– Верить, аль нет – дело твое, – с обидой сказал Ибрагим. – Да не говори опосля, что не упреждал.
– Довольно! – не выдержал солтыс и ударил кулаком по столу. – Подымайте свои зады, бездельники, и дуйте к ратуше, пока не велел вас гнать туда батогами. Когда придет час над своими посевами бдеть, вот тогда сколь угодно будете по шинкам шастать и пиво цедить. А сейчас – всем работать! Да пошустрее…
Погоняя других, где словами, а где и затрещинами, солтыс вытолкал всех из шинка и вышел сам.
– Бездельники! – уже на крыльце продолжал негодовать Вышегота. – Вомперов навыдумывали и сидят, пиво хлещут, байками один другого почуют.
И тут краем глаза – из-за столпившихся было плохо видно – он заметил, как его дочь в компании какого-то неизвестного человека, закутанного в черный, не по погоде легкий плащ, шмыгнула за оградку чужого дома. Вышеготу пронзил страх, дурное предчувствие кольнуло сердце, и он со всех ног, расталкивая тех, кого сгонял на работу, рванулся вдогонку. С нечеловеческой скоростью солтыс добежал до забора, перемахнул через него, зацепился тулупом, упал лицом в снег. Вскочил на ноги, сбросил тулуп и помчался дальше.
Забежав за дом, оказался в яблоневом саду. Вокруг никого не было. Тихо, пустынно. Даже следов на девственном снегу не нашлось. Вышегота замялся, выругался: неужто привиделось? Не может такого быть! Он же сам, своими глазами видел дочь и человека в черных одеяниях.
– Наслушался сплетен, – сплюнул солтыс. – С такими работягами и в фоморов поверишь.
Он уже собирался вернуться к шинку, но в терновых кустах, по краям поросших молодым орешником – там, где заканчивался сад – заметил тень. Она стрелой вылетела из зарослей и тут же исчезла, будто ее и не было вовсе. В другой день Вышегота не придал бы этому значения: «Мало ли что за тени? Ветка шелохнулась, и вся недолга». Но сейчас, наслушавшись страшных сказок, он стремглав бросился к кустам терновника.

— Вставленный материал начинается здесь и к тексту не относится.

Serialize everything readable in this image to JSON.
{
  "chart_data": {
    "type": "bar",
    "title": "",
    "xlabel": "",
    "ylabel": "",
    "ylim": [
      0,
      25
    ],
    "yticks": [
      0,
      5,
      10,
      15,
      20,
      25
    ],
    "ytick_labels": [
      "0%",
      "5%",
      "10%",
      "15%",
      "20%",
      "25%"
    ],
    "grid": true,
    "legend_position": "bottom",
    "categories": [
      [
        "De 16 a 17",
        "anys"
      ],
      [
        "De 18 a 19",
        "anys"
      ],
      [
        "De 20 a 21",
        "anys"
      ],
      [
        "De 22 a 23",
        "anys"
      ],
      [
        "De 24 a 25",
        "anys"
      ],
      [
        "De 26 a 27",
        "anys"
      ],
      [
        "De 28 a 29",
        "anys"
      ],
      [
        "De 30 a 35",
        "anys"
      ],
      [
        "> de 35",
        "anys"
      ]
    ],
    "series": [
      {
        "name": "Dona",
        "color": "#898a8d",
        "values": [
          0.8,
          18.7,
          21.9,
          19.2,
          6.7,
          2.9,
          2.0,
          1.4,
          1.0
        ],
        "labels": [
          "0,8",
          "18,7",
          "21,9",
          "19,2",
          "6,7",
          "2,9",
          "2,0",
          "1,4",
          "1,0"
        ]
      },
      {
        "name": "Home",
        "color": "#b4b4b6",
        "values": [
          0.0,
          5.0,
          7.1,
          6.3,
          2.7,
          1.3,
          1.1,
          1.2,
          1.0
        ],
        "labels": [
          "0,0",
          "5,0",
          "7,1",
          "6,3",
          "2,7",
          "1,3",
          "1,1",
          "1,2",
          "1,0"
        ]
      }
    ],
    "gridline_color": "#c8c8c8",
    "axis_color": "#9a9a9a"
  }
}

И там, в зарослях, на небольшой утоптанной полянке, разыскал свою дочь. Паллания стояла неподвижно, как статуя, стеклянным взором глядела в неведомую даль и тяжело дышала, будто рысь, чудом убежавшая от облавы. Теплый меховой полушубок на ней был распахнут, сорочка – разорвана. Вышегота остолбенел. Долго не мог даже пошевелиться, не зная, что и думать, не веря собственным глазам. Спустя минуту, совладав с собой, подошел к дочери, аккуратно отодвинул ворот полушубка, проверил, нет ли на шее ран от вампирского укуса.
– Ничего, – с облегчением выдохнул солтыс и тут же посуровел: – Прикройся! – сказал он, зверея. – Спрячь, говорю, свой срам! Нечего его на свет божий вываливать.

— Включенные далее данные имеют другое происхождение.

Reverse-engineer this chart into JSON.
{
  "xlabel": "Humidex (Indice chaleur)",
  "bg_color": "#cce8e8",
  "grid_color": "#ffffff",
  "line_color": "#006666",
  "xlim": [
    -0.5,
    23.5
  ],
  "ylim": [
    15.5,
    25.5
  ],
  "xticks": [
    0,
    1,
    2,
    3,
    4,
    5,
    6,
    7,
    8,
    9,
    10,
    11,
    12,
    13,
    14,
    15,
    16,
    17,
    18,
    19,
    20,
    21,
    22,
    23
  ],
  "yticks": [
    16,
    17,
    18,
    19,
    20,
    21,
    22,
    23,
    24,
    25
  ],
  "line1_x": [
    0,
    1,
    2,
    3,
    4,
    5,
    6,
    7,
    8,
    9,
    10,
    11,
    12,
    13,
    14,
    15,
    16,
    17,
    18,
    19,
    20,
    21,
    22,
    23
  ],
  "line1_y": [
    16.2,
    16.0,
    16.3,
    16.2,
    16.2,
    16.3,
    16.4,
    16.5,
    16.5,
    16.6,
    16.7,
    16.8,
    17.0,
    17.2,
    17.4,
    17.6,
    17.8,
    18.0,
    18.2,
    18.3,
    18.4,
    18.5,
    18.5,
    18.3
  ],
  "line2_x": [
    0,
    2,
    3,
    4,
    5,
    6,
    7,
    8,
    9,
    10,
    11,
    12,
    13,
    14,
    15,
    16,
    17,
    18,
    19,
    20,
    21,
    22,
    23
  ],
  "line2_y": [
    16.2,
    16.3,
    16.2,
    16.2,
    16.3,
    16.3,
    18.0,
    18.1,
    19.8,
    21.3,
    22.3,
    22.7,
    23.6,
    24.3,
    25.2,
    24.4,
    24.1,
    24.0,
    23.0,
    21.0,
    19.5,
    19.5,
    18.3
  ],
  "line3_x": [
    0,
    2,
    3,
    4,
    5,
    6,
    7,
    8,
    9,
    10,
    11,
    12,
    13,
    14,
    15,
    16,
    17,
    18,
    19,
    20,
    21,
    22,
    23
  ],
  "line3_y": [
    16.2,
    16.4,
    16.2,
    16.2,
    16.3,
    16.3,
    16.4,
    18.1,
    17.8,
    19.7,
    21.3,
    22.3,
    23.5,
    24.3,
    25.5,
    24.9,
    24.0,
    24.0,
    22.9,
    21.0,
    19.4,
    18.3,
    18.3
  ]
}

Девушка не реагировала. Продолжала стоять, заворожено глядя куда-то в даль, за границы яблоневого сада, и не чувствовала ни холода, ни стыда. От злости Вышегота зарядил дочери пощечину. Паллания вздрогнула, приходя в себя. Взгляд ее приобрел осмысленность. Она испугано огляделась, будто не понимая, куда и как ее занесло. Ойкнув, принялась укутываться в полушубок, пряча под одеждой нежную, еще помнящую недавние прикосновения, грудь.
– Очухалась, значит, – сплюнул Вышегота и отвернулся. Он дождался, пока дочь приведет себя в порядок, взял ее за руку и с силой потянул за собой: – Сейчас вернемся домой, мать напоит тебя шиповником, – приговаривал он. – А как память вернется, так возьму розги и научу тебя уму-разуму. Будешь знать, дура, каково оно, с чужаками по соседским огородам ошиваться…
– И что? Бил розгами-то?
– Не, откуда ж им взяться? Сорвал с нее подранную сорочку и ентой же сорочкой лупил Плашку по лицу, пока она, коза дранная, визжать не начала и бегать от меня по всей хате, аки от фомора. Она все трусит своими телесами, а я лютую. Думал, всю душу из нее, окаянной, выбью. И выбил бы, да мать вмешалась. Эх, давай краше выпьем, святой отец, – Вышегота махнул рукой, взялся за кружку и, не дожидаясь здравницы, жадно пригубил церковного вина. От крепости напитка его скривило – так, что слезы из глаз пошли. – Ну и ядреное ж оно у тебя, Плавий. Ты его из фоморов гонишь?